1. Die Unternehmen werden gezwungen, Kosten zu reduzieren, in dem sie Arbeit durch Kapital substituieren. Statt drei Hausmeister zu beschäftigen, die den Hof kehren, wird nur noch eine halbe Stelle eingerichtet, auf der ein einziger Mitarbeiter dieselbe Arbeit mit einer Kehrmaschine erledigt, deren Kaufpreis die Kosten einer halben Stelle ausmacht.

2. Die Orientierung an den durchschnittlichen Zuwächsen der Produktivität benachteiligt die Mitarbeiter, die diesen Durchschnitt nicht erreichen können. Ihre Arbeit wird zunehmend unwirtschaftlich und sie werden entlassen.

3. Die Zusammenfassung in Branchen und Regionen durch den Flächentarifvertrag führt dazu, dass Unternehmen, die etwa aufgrund der hohen manuellen Anteile die Produktivitätszuwächse nicht erreichen können und deshalb aufgrund des Flächentarifvertrags mit erheblichen Kostensteigerungen kämpfen müssen.

4. Menschen, die nicht über die Ausbildung verfügen, die doppelte Belastung von Produktivitätszuwachs und den überproportional steigenden Arbeitskosten (aufgrund der Arbeitsproduktivität) zu erwirtschaften, mussten aus dem Arbeitsprozess ausscheiden.

Die meisten deutschen Unternehmen sind auf Märkten tätig, die von den Basisinnovationen des 19. Jahrhunderts bestimmt sind. Dem Automobil oder dem Maschinen- und Anlagenbau.
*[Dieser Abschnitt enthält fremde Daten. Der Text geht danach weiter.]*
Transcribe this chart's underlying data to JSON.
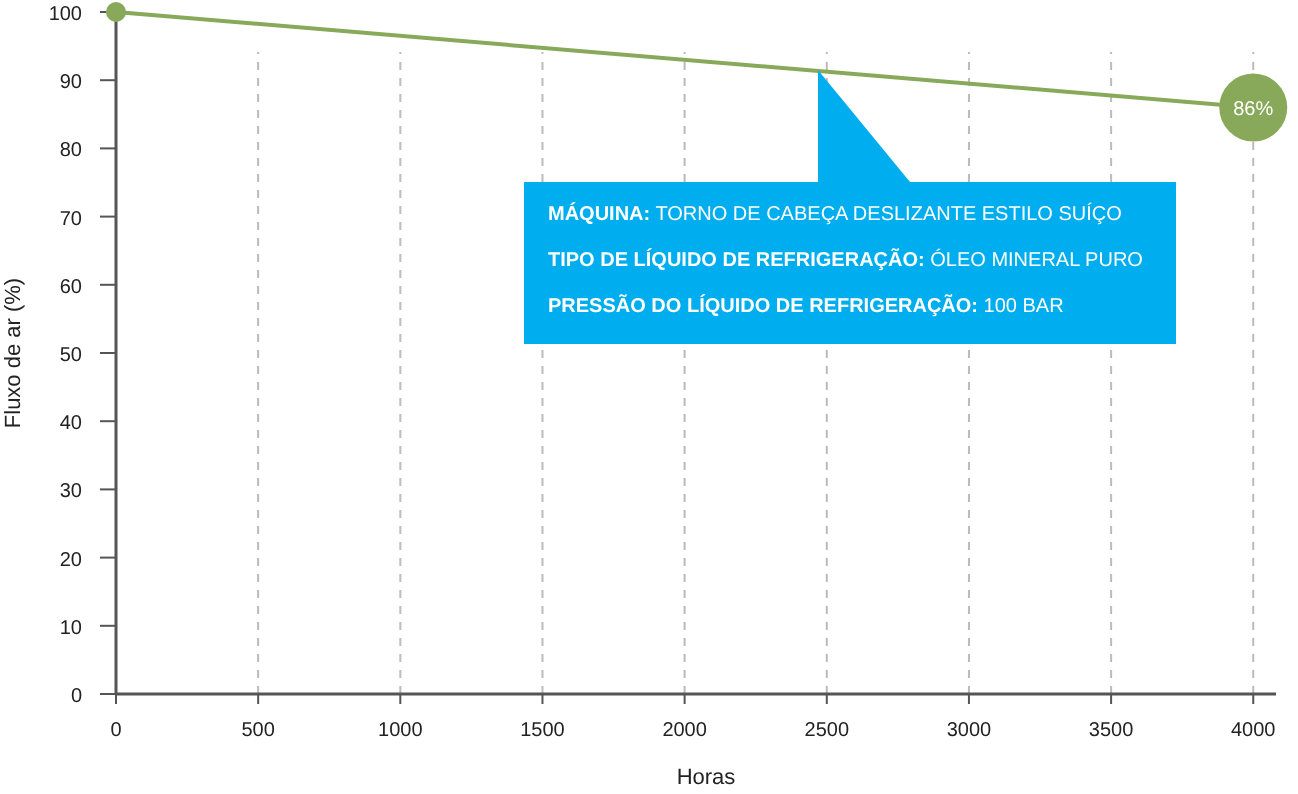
{
  "chart_data": {
    "type": "line",
    "xlabel": "Horas",
    "ylabel": "Fluxo de ar (%)",
    "x": [
      0,
      4000
    ],
    "series": [
      {
        "color": "#88a85a",
        "values": [
          100,
          86
        ],
        "value_labels": [
          null,
          "86%"
        ]
      }
    ],
    "xlim": [
      0,
      4080
    ],
    "ylim": [
      0,
      100
    ],
    "xticks": [
      0,
      500,
      1000,
      1500,
      2000,
      2500,
      3000,
      3500,
      4000
    ],
    "yticks": [
      0,
      10,
      20,
      30,
      40,
      50,
      60,
      70,
      80,
      90,
      100
    ],
    "grid": "x",
    "marker": "circle",
    "line_style": "solid",
    "annotations": [
      "MÁQUINA: TORNO DE CABEÇA DESLIZANTE ESTILO SUÍÇO",
      "TIPO DE LÍQUIDO DE REFRIGERAÇÃO: ÓLEO MINERAL PURO",
      "PRESSÃO DO LÍQUIDO DE REFRIGERAÇÃO: 100 BAR"
    ]
  }
}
Fabriken, die etwa MP3 – Player herstellen oder auch die gewinnbringende Handy-Produktion gibt es bei uns nicht. Das kann wohl kaum nur an den Arbeitskosten liegen. Schliesslich machen nach Angaben des erfolgreichen amerikanischen Mobiltelefon – Fabrikanten Motorola, der 1998 (?) in Schleswig-Holstein ein Werk eröffnete, die Arbeitskosten nur etwa 5 – 10 % der Herstellkosten eines Mobiltelefons aus.
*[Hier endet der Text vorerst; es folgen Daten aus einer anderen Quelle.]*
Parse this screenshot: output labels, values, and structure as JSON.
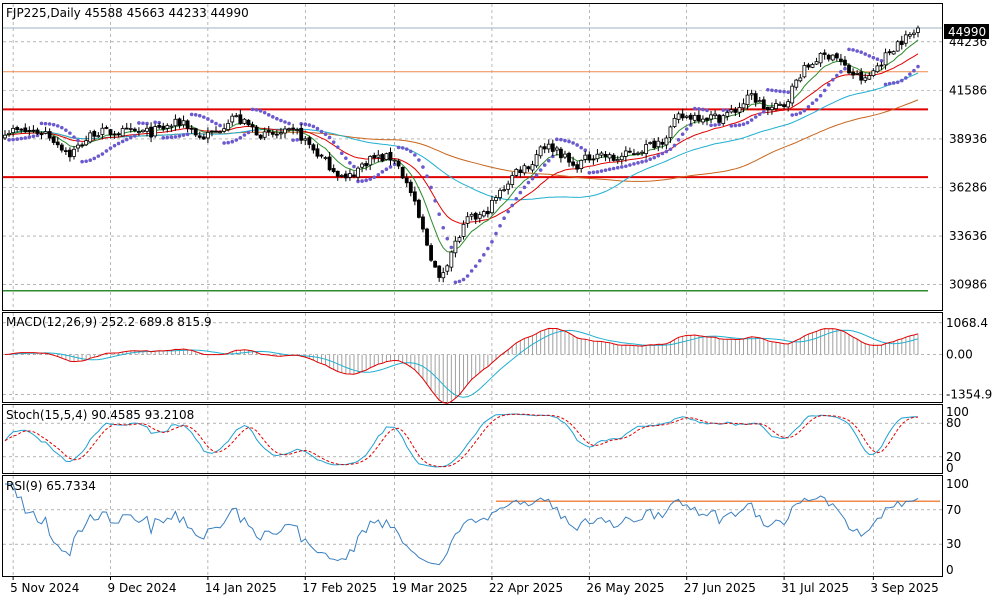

Der Fall BenQ-Siemens zeigt vielmehr, dass es Missmanagement ist, dass dazu führt, dass neue Unternehmen, neue Produkte und neue Märkte in Deutschland nicht Platz greifen. Schuld ist nicht Herr von Pierer oder Klaus – Gehaltserhöhung – Kleinfeld. Sondern schuld ist eine risikoaversive Unternehmensstruktur, die die Leidkultur der Leitenden Angestellten hervorgebracht hat: Wer nichts entscheidet, macht nichts falsch. Und wer nichts falsch macht, wird befördert.

Als erfolgreiche spätindustrielle Gesellschaft haben wir uns auf ein konsensorientiertes Kartell der Besitzstandswahrer konzentriert, das neue Unternehmen, schnelle Entscheidungsrisiken und Menschen, die neue Chancen suchten aussen vor liess.

Noch geht es unseren Armen vergleichsweise gut. Wer den Besuch der Inspektoren von ARGE und Sozialamt schon bei RTL2 oder in ähnlichen Reportage-Formaten besichtigt hat, der weiß, daß im Kinderzimmer der neuen Armen ein Buch, ein Kleiderschrank oder im Wohnzimmer ein ansehnliches Wohnzimmer Mangelware sein mag. Fernseher, DVD-Recorder und PC sind aber in der Regel in vielen Räumen mehrfach vorhanden und dienen der Kurzweil. In der neuen Unterschicht wächst die Zahl derjenigen, die nicht mehr ordentlich deutsch in der Schule gelernt haben und keine Chance auf einen Ausbildungsplatz hatten, weil beim Einstellungstest die Grundrechenarten nicht abgerufen werden konnten. China und Indien bilden mehr Ingenieure aus wie die Hochschulen der europäischen Union. Aber neben den Parallelgesellschaften, des versagenden Bildungssystems und dem Eingeständnis, dass das duale System, eine Bildungsform des Mittelalters im Inforamtionszeitalter nicht die Last der Ausbildung alleine tragen kann, braucht es ein neues Grundverständnis in der Gesellschaft: Dass wer wagt, gewinnt und dass diejenigen angesehen werden, die die Chance nicht nutzen konnten und am Risiko gescheitert sind.

Wir brauchen eine neue Grundversorgung, etwa das altbekannte Bürgergeld mit einer negativen Progression (je mehr ich verdiene, desto mehr vom Sozialtransfer muss ich zurückgeben), eine steuerfinanzierte Finanzierung der Sozialtransfers, die alle Einkommen beteiligt, eine so erzeugte Halbierung der Sozialversicherungsbeiträge, ein modernes Steuerrecht und die Chance nach einem unternehmerischen Fehlschlag binnen kurzer Zeit wieder ins Wirtschaftsleben zurück zu kehren. Das alles gibt es längst: Nur nicht bei uns.